Correlation of changes of light sensitivity and the activation rate in individual cells. On the Х-axis, the relative sensitivity of a cell to light is plotted; the Y-axis shows the relative activation rate of a rod. Each point represents one cell. A: Correlation graph for dopamine (at 0.1–50 µM; n = 37). B: Correlation graph for the D₁R agonist SKF-38393 (at 0.1–50 µM; n = 38). C: Correlation graph for D₂R agonist quinpirole (at 2.5–50 µM; n = 30). D: Correlation graph for D₁–D₂ receptor agonist SKF-83959 (at 50 µM; n = 10).

Figure 7

Correlation of changes of light sensitivity and the time of photoresponse turn off in individual cells. On the Х-axis, the relative sensitivity of a cell to light is plotted, while the Y-axis shows the relative turn-off time constant of a rod. Each point represents one cell. A: Correlation graph for dopamine (at 0.1–50 µM; n = 37). B: Correlation graph for D₁R agonist SKF-38393 (at 0.1–50 µM; n = 38). C: Correlation graph for D₂R agonist quinpirole (at 2.5–50 µM; n = 30). D: Correlation graph for D₁–D₂ receptor agonist SKF-83959 (at 50 µM; n = 10).

Figure 8

Correlation of changes of light sensitivity and the size of “exchange current” in individual cells.

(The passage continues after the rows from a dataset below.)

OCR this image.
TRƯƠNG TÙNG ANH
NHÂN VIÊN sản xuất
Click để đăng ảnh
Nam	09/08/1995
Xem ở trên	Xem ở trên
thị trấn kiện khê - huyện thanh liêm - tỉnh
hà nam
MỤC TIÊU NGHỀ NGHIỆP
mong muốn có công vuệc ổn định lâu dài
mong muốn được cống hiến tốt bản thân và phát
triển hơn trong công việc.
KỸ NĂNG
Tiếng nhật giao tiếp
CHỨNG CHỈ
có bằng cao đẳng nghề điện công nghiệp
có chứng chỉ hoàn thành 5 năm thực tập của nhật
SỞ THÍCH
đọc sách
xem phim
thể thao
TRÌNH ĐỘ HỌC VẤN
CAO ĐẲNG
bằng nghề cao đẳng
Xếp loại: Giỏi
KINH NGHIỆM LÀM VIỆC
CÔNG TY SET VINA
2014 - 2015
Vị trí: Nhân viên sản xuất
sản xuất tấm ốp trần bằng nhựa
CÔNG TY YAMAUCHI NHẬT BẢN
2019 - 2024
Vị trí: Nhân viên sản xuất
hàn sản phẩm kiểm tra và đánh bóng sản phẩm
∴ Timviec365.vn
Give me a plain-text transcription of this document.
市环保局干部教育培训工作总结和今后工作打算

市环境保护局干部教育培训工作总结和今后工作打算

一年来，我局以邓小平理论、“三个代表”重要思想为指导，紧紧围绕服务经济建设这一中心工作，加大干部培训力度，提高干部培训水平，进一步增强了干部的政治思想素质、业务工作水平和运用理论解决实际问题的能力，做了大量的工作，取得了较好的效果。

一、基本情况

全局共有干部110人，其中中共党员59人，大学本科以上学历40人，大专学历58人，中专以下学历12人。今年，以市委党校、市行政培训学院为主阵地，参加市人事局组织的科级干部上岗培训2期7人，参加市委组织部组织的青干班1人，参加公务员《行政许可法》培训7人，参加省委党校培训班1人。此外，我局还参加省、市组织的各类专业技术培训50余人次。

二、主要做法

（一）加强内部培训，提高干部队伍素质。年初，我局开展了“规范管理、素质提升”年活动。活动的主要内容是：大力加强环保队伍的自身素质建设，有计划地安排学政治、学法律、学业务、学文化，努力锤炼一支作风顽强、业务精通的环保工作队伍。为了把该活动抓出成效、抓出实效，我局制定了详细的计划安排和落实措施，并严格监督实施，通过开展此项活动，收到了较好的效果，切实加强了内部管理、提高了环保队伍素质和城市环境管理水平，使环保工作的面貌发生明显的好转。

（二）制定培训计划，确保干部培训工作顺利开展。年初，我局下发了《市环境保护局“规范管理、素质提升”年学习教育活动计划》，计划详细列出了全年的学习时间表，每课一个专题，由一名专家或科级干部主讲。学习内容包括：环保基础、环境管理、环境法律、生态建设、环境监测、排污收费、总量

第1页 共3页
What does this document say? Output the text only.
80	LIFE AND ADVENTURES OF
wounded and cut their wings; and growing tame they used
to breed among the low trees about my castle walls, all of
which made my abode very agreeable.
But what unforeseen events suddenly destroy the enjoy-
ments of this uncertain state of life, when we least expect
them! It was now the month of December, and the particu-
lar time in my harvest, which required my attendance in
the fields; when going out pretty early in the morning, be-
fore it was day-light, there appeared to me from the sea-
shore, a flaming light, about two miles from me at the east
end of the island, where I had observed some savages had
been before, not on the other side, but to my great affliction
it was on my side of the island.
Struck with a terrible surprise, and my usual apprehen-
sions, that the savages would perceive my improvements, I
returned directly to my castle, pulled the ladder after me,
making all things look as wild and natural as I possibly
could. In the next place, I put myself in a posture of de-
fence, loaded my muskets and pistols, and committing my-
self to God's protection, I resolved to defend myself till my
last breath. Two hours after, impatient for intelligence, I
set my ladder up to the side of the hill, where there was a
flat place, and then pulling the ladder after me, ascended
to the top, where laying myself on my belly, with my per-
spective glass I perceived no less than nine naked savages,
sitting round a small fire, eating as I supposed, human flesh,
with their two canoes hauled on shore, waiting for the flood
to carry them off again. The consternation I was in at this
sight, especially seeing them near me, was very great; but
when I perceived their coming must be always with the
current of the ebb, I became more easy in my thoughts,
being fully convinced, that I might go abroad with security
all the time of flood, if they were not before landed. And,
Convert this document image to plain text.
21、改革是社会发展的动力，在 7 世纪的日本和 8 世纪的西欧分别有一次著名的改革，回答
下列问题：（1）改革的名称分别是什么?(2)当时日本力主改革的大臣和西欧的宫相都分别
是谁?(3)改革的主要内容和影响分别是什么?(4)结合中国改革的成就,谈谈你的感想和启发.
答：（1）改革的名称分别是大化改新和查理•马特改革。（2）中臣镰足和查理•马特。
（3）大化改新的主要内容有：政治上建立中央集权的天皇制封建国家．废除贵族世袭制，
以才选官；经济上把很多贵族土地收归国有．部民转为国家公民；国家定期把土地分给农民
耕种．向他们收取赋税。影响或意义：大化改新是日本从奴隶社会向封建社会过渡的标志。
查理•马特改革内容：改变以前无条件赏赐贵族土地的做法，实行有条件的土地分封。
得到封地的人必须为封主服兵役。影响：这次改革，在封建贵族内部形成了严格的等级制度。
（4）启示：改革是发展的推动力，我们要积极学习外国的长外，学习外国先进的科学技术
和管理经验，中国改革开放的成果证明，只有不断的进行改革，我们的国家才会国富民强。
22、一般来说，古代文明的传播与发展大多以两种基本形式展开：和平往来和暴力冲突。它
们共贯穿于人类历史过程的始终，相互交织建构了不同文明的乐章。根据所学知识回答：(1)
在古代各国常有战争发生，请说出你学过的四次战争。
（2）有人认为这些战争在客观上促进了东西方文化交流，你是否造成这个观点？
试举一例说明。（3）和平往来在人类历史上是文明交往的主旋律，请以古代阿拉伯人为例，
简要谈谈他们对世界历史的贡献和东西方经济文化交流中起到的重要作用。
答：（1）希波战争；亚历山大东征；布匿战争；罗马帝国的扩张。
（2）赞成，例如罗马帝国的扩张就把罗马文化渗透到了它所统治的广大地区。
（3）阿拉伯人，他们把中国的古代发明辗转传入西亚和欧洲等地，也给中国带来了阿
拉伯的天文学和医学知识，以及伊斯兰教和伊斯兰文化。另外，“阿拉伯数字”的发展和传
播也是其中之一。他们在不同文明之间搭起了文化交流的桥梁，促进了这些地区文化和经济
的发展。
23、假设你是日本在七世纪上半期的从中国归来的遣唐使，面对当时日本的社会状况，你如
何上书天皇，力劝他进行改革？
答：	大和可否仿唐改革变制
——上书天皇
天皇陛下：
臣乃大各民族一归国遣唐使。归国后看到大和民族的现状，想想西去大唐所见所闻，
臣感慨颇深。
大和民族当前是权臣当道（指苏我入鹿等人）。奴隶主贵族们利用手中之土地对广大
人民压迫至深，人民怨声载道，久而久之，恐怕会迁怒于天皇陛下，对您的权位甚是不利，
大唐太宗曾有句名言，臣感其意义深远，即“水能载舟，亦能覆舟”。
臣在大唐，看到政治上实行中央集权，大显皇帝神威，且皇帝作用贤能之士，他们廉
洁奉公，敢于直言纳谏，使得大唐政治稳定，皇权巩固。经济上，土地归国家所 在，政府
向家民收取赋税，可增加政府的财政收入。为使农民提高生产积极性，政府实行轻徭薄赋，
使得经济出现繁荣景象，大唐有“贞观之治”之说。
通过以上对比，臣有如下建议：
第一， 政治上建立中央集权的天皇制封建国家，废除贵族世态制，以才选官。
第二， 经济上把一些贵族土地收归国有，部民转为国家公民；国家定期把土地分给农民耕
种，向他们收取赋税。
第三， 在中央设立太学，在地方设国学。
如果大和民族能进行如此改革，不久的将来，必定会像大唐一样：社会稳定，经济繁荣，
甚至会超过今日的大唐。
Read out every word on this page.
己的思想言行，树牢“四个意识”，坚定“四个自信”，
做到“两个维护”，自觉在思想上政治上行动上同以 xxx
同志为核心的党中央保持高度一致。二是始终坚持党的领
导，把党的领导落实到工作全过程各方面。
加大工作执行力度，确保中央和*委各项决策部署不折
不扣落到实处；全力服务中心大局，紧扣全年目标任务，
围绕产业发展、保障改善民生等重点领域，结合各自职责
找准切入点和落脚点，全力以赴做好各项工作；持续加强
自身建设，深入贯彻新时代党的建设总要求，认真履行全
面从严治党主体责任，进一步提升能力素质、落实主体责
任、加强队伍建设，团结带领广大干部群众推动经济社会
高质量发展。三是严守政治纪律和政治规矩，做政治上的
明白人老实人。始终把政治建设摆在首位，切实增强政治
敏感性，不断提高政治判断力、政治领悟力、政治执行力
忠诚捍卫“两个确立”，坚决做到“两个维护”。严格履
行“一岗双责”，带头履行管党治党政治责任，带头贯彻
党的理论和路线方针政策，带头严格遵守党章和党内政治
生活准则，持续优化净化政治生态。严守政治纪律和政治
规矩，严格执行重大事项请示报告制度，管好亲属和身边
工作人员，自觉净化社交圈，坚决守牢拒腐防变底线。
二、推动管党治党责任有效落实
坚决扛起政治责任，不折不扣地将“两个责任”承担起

On the Х-axis, the relative sensitivity of a cell to light is plotted; the Y-axis shows the relative “exchange current” magnitude of a rod. Each point represents one cell. A: Correlation graph for dopamine (at 50 µM; n = 6). B: Correlation graph for D₁R agonist SKF-38393 (at 50 µM; n = 7). C: Correlation graph for D₂R agonist quinpirole (50 µM; n = 5). D: Correlation graph for D₁–D₂ receptor agonist SKF-83959 (at 50 µM; n = 5).

Figure 9

Correlation of changes of light sensitivity and the time constant of “exchange current” in individual cells. On the Х-axis, the relative sensitivity of a cell to light is plotted; the Y-axis shows the relative “exchange current” magnitude of a rod. Each point represents one cell. A: Correlation graph for dopamine (at 50 µM; n = 6). B: Correlation graph for D₁R agonist SKF-38393 (at 50 µM; n = 7). C: Correlation graph for D₂R agonist quinpirole (50 µM; n = 5). D: Correlation graph for D₁–D₂ receptor agonist SKF-83959 (at 50 µM; n = 5).